Reivich, who holds a doctorate in resiliency psychology and is the co-author of "The Resilience Factor," helped tailor the course for Soldiers but explained that she didn't need to make many changes. "This course is about people," she said.
She explained that while many Soldiers are skeptical upon arrival at MRT with pre-conceived notions of a 'soft' course, Reivich argues otherwise.
"This is not a hug-it-out' program," reassures Reivich, "this is about adding tools to a Soldiers' toolkit, so that he or she is equipped to face problems and challenges."
Reivich said every day during the course, Soldiers tell her how they will use these skills with their Families and in their personal lives.

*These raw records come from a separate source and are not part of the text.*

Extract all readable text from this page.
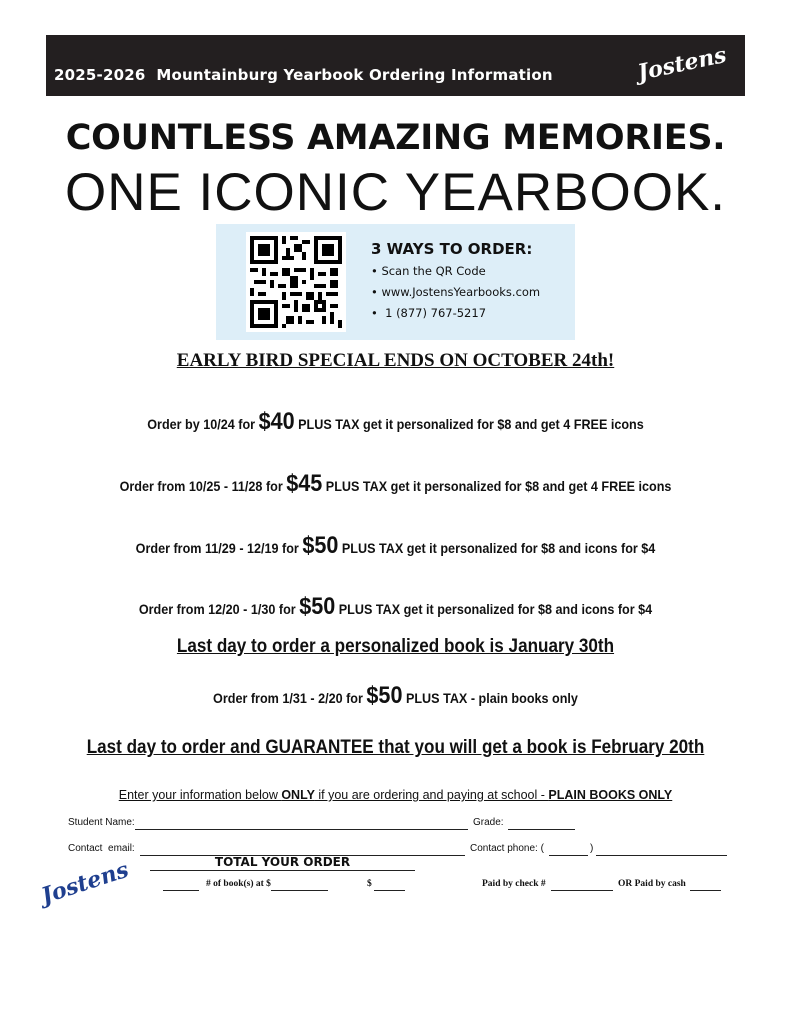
2025-2026  Mountainburg Yearbook Ordering Information	Jostens
COUNTLESS AMAZING MEMORIES.
ONE ICONIC YEARBOOK.
3 WAYS TO ORDER:
• Scan the QR Code
• www.JostensYearbooks.com
•  1 (877) 767-5217
EARLY BIRD SPECIAL ENDS ON OCTOBER 24th!
Order by 10/24 for $40 PLUS TAX get it personalized for $8 and get 4 FREE icons
Order from 10/25 - 11/28 for $45 PLUS TAX get it personalized for $8 and get 4 FREE icons
Order from 11/29 - 12/19 for $50 PLUS TAX get it personalized for $8 and icons for $4
Order from 12/20 - 1/30 for $50 PLUS TAX get it personalized for $8 and icons for $4
Last day to order a personalized book is January 30th
Order from 1/31 - 2/20 for $50 PLUS TAX - plain books only
Last day to order and GUARANTEE that you will get a book is February 20th
Enter your information below ONLY if you are ordering and paying at school - PLAIN BOOKS ONLY
Student Name:	Grade:
Contact  email:	Contact phone: (	)
TOTAL YOUR ORDER
Jostens	# of book(s) at $	$	Paid by check #	OR Paid by cash
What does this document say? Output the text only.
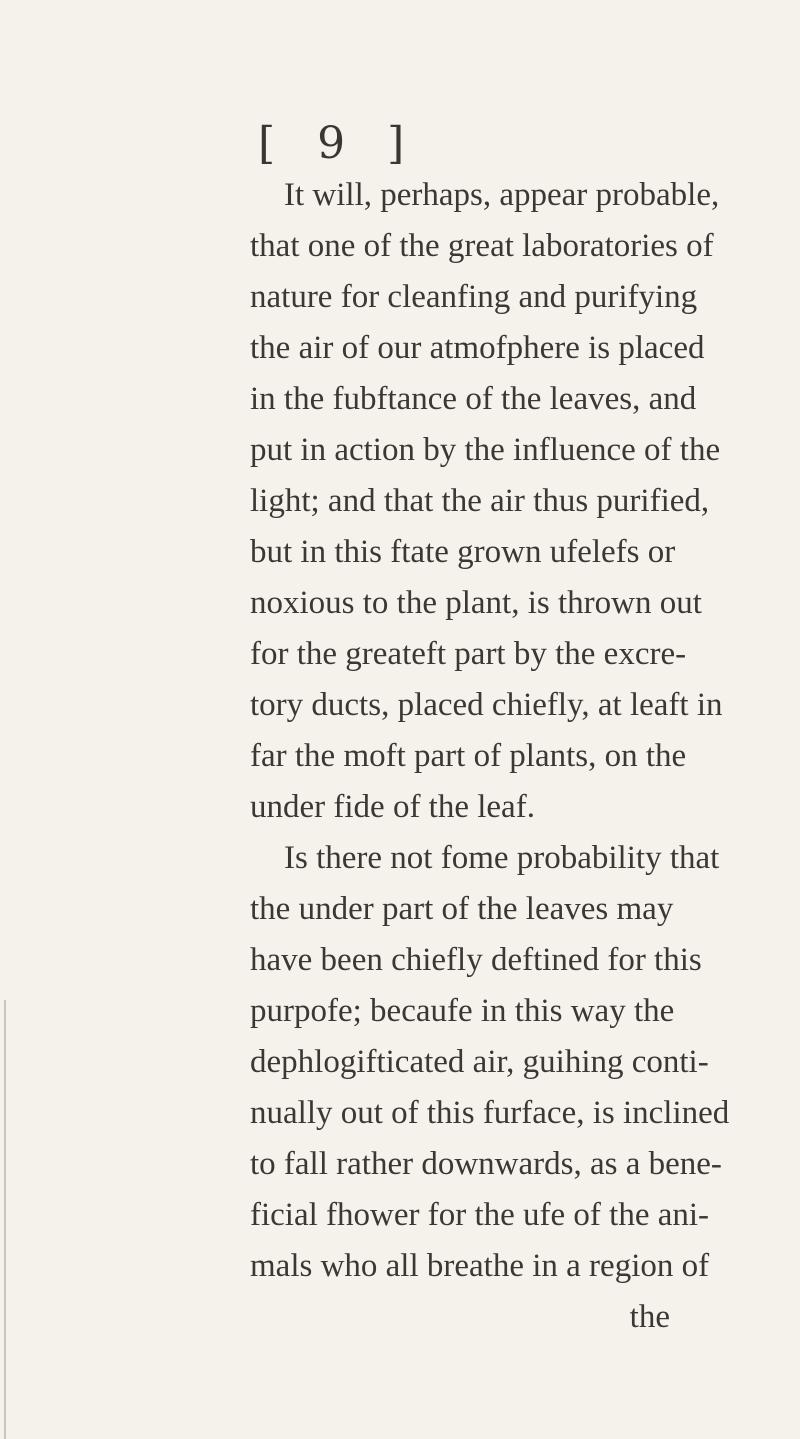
[ 9 ]
It will, perhaps, appear probable,
that one of the great laboratories of
nature for cleanfing and purifying
the air of our atmofphere is placed
in the fubftance of the leaves, and
put in action by the influence of the
light; and that the air thus purified,
but in this ftate grown ufelefs or
noxious to the plant, is thrown out
for the greateft part by the excre-
tory ducts, placed chiefly, at leaft in
far the moft part of plants, on the
under fide of the leaf.
Is there not fome probability that
the under part of the leaves may
have been chiefly deftined for this
purpofe; becaufe in this way the
dephlogifticated air, guihing conti-
nually out of this furface, is inclined
to fall rather downwards, as a bene-
ficial fhower for the ufe of the ani-
mals who all breathe in a region of
the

For example, Master Sgt. Sherri L. Horiel, a wellness council noncommissioned officer in charge with the 555th Engineering Brigade, said MRT has saved her marriage.
Now a facilitator, or instructor's assistant with the MRT program, Horiel first attended the course in November, and claims that it changed her life.
"It really helped me slow down and pay attention to what was being said, and to have more productive conversations with my family and the Soldiers around me," Horiel said.
Married since 2001, Horiel and her husband, both in the military, were both deployed last year to different locations.
"We saw each other maybe a total of seven days over 15 months," she explained.
Horiel said that before she attended MRT, she and her husband really weren't talking, but they couldn't identify what the issue was. Instead of arguing, she said, it was easier to not say anything to each other.
"Because we'd spent so much time away from each other, we'd really lost the ability to effectively communicate," she said.
She said that being separated from her spouse, their lives still continued to go forward, and coming back together was like starting all over again. So Horiel used some of the skills she'd learned in MRT on how to efficiently listen and communicate, and applied them to her marriage.
"It really opened me up, not only personally, but professionally," Horiel said.
She said by using the MRT tools, she was more receptive and actually listened to what her husband was trying to say.
Horiel said the course has also changed her relationship with her teenage son. He's opened up to her more now that she uses a technique called active-constructive responding -- a way to show the person you are speaking with that you are truly interested in what they are saying.
"I've learned a lot about my son," she said.
And while the course is designed to produce more effective Soldiers, most say it has foremost improved them personally.
The end-game goal is to have every drill and platoon sergeant in the Army qualified as MRTs, and the course has just been approved as an additional skill identifier, which will provide Soldiers with the training with more opportunities.
A new MRT location opened April 5, at Fort Jackson, S.C., to meet the demand for increasing numbers of MRT-qualified Soldiers. Fort Hood, Texas, has also offered the course.
"We hope (the training) provides people at critical times with a broader set of tools with which to deal with stress," said McHugh. "It isn't just about dealing with crisis and moments of great challenge ... it's a way by which you can lead your life."